Franklin Pierce became President at a time of apparent tranquility.
The United States, by virtue of the Compromise of 1850, seemed to have weathered its sectional storm. By pursuing the recommendations of southern advisers, Pierce - a New Englander - hoped to prevent still another outbreak of that storm. But his policies, far from preserving calm, hastened the disruption of the Union.
Born in Hillsborough, New Hampshire in 1804, Pierce attended Bowdoin College in Maine. After graduation he studied law, and then entered politics. His father, Benjamin, had been a soldier in the Revolution, and later was a Brigadier General of the New Hampshire militia. He was also once Governor of New Hampshire, but left politics and became a farmer and tavern keeper.
Franklin Pierce was one of the most pathetically unhappy of all of our Presidents. A large part of that unhappiness was linked with a neurotic anxiety about religious commitment, of a kind often encountered in Puritan-stamped New England.
Pierce's wrestlings of spirit began at Bowdoin College. The Bowdoin rules were strict - "Students must be in their rooms Saturday and Sunday evenings and abstain from diversions of every kind. They who profane the Sabbath by unnecessary business, visiting or receiving visits, or by walking abroad, or by any amusement, or in other ways, may be admonished or suspended.
Also they might not eat or drink in taverns (though Pierce was the son of a tavern keeper) , attend the theater of "idle shows" or play cards or billiards or any game for money. They were warned against "loud and disorderly singing, shouting or clapping of hands... or Bacchanalian conduct."
More significant than any of his other friends’ impact upon Pierce’s character was an intimate friend and roommate, Zenas Caldwell, whom Pierce described as "one of the most consistent followers of the Blessed Redeemer" that he ever knew.
Caldwell and Pierce prayed together every night on their knees; however. Pierce never made any open or inward confession of faith.
He confessed after graduation that he had not been reborn although he thought of religion a great deal. His failure to do so seemed to haunt him.
At the age of 24 he was elected to the New Hampshire Legislature; two years later he became its Speaker. During the 1830's he went to Washington, D.C., first as a U.S. Representative and then as a Senator.
During his service as a U.S. Congressman in 1839, separated from his family, lonely and in turbulent political waters, he wrote to his law partner: "I have dwelt somewhat more this winter upon the truths of divine revelation than usual and perhaps have struggled somewhat harder to think and act in conformity with the precepts and commands of the New Testament than ever before." He further said that he believed the Christian doctrines, but strain as he would, could attain no comforting conviction of his own salvation.
In 1834 he married Jane Appleton at which time he was twenty-nine and their marriage lasted twenty-nine years until her death.
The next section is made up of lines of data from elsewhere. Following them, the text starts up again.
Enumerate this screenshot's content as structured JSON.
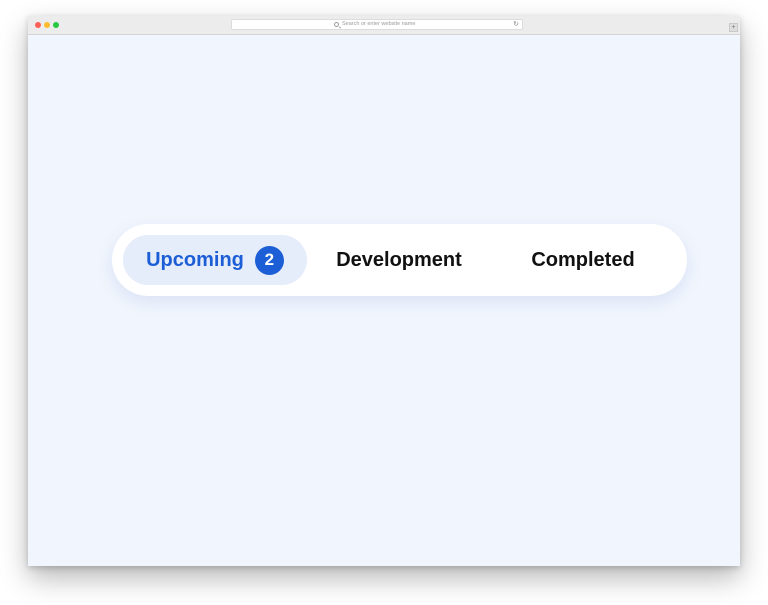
{
  "browser": {
    "address_placeholder": "Search or enter website name",
    "reload_glyph": "↻",
    "new_tab_glyph": "+"
  },
  "tabs": [
    {
      "label": "Upcoming",
      "badge": "2",
      "active": true
    },
    {
      "label": "Development",
      "active": false
    },
    {
      "label": "Completed",
      "active": false
    }
  ],
  "colors": {
    "accent": "#1c5ed6",
    "active_tab_bg": "#e5ecfa",
    "page_bg": "#f1f5fd"
  }
}
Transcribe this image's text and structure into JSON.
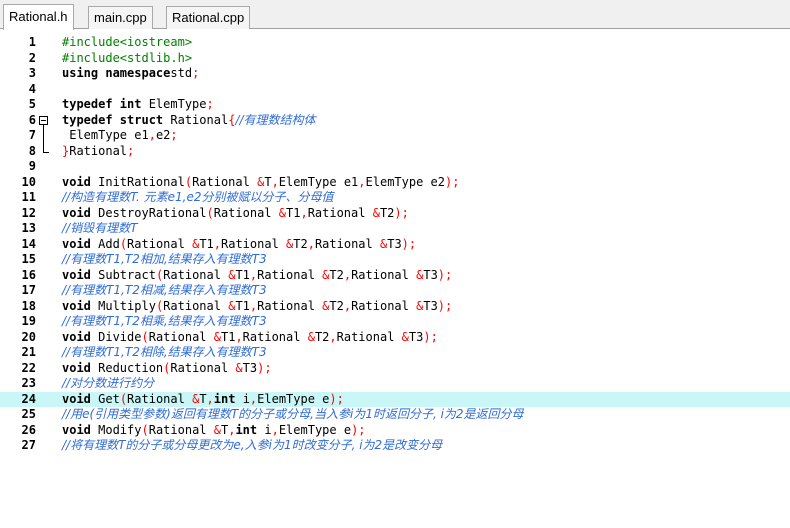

She was the daughter of a Congregational minister, who had once been the President of the Bowdoin College. Her religious fervor interacted with his struggle for belief with unfortunate effects in time to come. They had three sons; Franklin, Jr. died three days after his birth and Frank Robert died at four years, of typhus.
When he was President-elect, fortune played its nastiest trick.
The Pierces and their remaining son, Benjamin, age twelve, were traveling by train near Andover, Massachusetts on January 6, 1853, when there was a bad wreck. The parents were somewhat injured but their son Benjamin was killed. A harrowing morbid suffering set in.
It was a further extension of the cruel, Puritan-bred notion of a God snatching away the children to punish the parents for their sins. Pierce felt that his persistent failure to attain a state of grace was the sin for which he was punished. Mrs. Pierce, as if in a grotesque effort to lift that load, suggested that Benjamin was taken so that her husband Franklin, should have no distraction from his duties as President - an involuntary Isaac sacrificed to the father's public responsibilities.
Mrs. Pierce wore black during her whole tenure in the White House and had one of her in-laws serve as White House hostess in her stead.
In the White House, Pierce adhered to a most strict observance of the Sabbath, not even reading mail. He read family prayers every morning with the servants present. He worshipped at the old 4 h Street Church, where Reverend Byron Sunderland preached, and sometimes he attended the Presbyterian Church on 9th Street.
Pierce, both in and out of office was active in the temperance movement, because alcohol was a besetting temptation to him and probably a source of his persistent conviction of guilt. After his wife's death, his will collapsed and he relied heavily on drink. His health declined swiftly.
The slavery question tormented him in office and when he was out of office, he was a sad spectator as the nation was rent in a war because of it. The slavery question was so greatly the obsession of his wife's Congregational Church that he could not endure its constant hammering on the theme.
When she was gone, he was baptized and confirmed in the Episcopal Church, ‘ Pierce had fled to his home church for comfort. He wrote to a friend, soon afterward: "I can repeat with more or less comfort, Thou art my God. My time is in Thy hand." He died on October 8, 1869. His memory remains - as sad and futile a figure as we shall meet of those who have served as our Presidents.